Contrary to many breathless headlines published throughout the pandemic extolling the benefits of lockdowns for the environment, the planet was actually warmer because of them, a new paper has found.
According to the latest research led by the US National Center for Atmospheric Research (NCAR), the emission of airborne particles, or aerosols, that block incoming sunlight and send it back out into space, dropped significantly in industrialized nations around the globe, spurring a small, but significant rise in temperatures.
Emissions of aerosols dropped during the springtime lockdowns of 2020, in sync with the precipitous drop in major industrial activity across the globe, allowing more of the sun’s light to reach the Earth, raising temperatures in industrialized nations like the United States and Russia
“There was a big decline in emissions from the most polluting industries, and that had immediate, short-term effects on temperatures,” said NCAR scientist Andrew Gettelman, the study’s lead author.
“Pollution cools the planet, so it makes sense that pollution reductions would warm the planet.”
In certain areas, temperatures were between 0.2 and 0.5 degrees Fahrenheit (0.1 and 0.3 degrees Celsius) warmer than expected for that time of year and given prevailing weather conditions.
Warming reached about 0.7 degrees Fahrenheit (0.37 C) in many parts of the United States and Russia, as aerosols tend to brighten clouds and reflect more of the sun’s rays back out into space while carbon dioxide and other greenhouse gases insulate the planet and trap the sun’s energy closer to the surface.
Gettelman stressed that, despite short-term warming in certain areas of the planet, the long-term effect of the pandemic and ensuing lockdowns would slightly slow the pace of climate change, due to the more gradual impact of reduced CO2 emissions in the atmosphere.

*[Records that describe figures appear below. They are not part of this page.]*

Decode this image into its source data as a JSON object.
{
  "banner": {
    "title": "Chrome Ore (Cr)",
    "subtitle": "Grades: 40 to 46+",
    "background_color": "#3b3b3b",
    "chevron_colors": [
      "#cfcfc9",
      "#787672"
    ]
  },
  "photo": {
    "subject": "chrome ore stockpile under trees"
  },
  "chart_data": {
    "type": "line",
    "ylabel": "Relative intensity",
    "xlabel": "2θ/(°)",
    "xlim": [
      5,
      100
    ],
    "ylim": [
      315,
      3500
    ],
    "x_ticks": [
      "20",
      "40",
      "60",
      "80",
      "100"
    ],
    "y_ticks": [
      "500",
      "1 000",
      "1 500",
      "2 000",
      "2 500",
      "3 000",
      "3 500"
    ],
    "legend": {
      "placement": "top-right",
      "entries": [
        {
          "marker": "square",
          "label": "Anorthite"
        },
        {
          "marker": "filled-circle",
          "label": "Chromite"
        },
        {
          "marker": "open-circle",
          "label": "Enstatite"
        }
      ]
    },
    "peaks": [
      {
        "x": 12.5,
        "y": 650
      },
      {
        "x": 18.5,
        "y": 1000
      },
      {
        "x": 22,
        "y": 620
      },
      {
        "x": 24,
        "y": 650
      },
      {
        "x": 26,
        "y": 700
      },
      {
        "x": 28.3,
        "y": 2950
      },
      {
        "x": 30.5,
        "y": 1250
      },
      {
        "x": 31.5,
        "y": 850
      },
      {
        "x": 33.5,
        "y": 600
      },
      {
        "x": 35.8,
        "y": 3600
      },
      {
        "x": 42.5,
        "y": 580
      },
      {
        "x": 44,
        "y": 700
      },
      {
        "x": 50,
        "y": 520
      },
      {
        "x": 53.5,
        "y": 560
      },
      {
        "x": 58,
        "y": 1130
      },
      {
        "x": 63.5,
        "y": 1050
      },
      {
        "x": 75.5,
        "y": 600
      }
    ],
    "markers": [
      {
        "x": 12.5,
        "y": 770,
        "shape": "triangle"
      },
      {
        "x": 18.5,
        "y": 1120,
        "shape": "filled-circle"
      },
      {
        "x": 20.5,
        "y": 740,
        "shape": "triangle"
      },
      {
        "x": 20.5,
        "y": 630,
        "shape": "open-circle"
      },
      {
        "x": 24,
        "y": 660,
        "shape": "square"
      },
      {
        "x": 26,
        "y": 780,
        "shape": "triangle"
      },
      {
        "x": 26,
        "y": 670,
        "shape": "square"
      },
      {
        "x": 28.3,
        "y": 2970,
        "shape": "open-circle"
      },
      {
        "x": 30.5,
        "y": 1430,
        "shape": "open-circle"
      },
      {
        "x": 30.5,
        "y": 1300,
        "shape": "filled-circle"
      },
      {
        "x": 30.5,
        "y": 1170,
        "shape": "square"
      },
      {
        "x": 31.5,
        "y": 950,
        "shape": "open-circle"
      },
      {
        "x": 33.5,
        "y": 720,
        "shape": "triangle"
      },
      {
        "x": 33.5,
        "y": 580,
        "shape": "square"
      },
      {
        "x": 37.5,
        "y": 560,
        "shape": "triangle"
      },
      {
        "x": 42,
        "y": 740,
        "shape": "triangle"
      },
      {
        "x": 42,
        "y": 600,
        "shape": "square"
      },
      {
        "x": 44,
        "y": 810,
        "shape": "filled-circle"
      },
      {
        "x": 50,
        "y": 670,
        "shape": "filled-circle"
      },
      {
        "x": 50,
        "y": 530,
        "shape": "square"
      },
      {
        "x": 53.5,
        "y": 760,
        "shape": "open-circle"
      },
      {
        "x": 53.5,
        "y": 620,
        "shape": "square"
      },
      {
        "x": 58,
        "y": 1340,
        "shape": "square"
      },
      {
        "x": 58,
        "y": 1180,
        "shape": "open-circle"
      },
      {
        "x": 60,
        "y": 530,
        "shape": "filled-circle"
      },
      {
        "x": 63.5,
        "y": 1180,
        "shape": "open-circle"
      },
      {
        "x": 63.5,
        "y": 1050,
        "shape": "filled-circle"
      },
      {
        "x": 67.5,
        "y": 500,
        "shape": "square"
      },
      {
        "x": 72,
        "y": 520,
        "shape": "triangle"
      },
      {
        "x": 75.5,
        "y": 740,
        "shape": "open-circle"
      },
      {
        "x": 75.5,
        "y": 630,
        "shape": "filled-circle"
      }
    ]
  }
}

Gettelman and his co-authors from the universities of Oxford, Imperial College, and Leeds ran simulations using two of the world’s leading climate models, the NCAR-based Community Earth System Model and a model known as ECHAM-HAMMOZ, adjusting for aerosol levels during the lockdowns of 2020.
The warming effect visible in their models was strongest in the mid and upper latitudes of the Northern Hemisphere, mixed near the equator and mostly negligible in the southern hemisphere, in line with the distribution of aerosol-producing, industrialized nations.
Lest anyone get too carried away by the research, Gettelman was quick to caution that simply pumping more aerosols into the atmosphere to stave off climate change would be a catastrophically bad idea.
“Aerosol emissions have major health ramifications,” he said. “Saying we should pollute is not practical.”